Second, are sports and theatre really all that different? Whether a uniform or a costume, a microphone or a football, it’s a performance, requiring stamina, practice and talent. Football players sing songs now, and actors have intense workout regimens. It makes total sense that you would like both sports and theatre. These activities create an adrenaline rush as you work with your teammates and put the way your body moves on display.

Your struggle is not walking the line between two different passions but your commitment. You can’t give your all to everything at once; it’s burning you out and may, eventually, sour your relationships. No one wants to feel like they are competing for your attention. 

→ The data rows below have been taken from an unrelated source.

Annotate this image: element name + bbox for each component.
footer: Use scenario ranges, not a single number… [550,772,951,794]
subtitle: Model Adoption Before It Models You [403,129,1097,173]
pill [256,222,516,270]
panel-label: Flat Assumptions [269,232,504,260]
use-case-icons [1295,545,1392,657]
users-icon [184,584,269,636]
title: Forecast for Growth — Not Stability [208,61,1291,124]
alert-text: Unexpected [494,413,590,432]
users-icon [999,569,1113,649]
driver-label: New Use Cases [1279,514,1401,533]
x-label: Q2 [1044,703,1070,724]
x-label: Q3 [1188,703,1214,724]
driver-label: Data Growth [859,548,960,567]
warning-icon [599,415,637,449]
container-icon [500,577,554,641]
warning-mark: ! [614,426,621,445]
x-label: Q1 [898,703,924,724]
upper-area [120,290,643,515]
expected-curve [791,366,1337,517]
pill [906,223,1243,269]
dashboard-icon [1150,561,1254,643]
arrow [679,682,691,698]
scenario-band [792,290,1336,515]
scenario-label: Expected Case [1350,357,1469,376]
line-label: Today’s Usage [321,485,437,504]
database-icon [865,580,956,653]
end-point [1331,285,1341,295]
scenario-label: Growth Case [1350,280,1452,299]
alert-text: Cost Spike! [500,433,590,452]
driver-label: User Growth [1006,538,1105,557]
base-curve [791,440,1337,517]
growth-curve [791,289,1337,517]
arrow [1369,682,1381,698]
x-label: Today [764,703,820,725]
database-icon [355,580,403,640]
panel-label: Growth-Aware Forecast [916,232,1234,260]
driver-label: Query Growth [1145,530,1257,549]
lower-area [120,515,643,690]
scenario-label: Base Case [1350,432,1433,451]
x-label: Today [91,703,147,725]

Pick one to prioritize. It doesn’t have to be permanent or cause you to abandon the other passion. For example, maybe one semester you play sports while the other semester you participate in your theatre troupe. Alternatively, you could take a minor role in a play to ensure you can leave rehearsal early to make it to practice on time. Sure there are no small parts, but there are bound to be parts that allow you to spend less time at rehearsal.

You may have to outright pick one activity over another, but that does not mean abandoning your passion. Watching live sports and theatre puts viewers in the thick of the action and allow you to experience intense, cathartic emotions. Go to games and shows. Talk about your passions with people who like them as much as you. Play a pick-up game or perform karaoke. Don’t take participating in either athletics or theatre so seriously.

Whether you prioritize your compatible passions by choosing one or strategically splitting your time, you will find yourself relaxed, and your teammates and castmates will respect your ability to make a commitment. And, as for your family, choosing your passion and committing to one thing is probably one of the least disappointing things a parent could ask of their kid.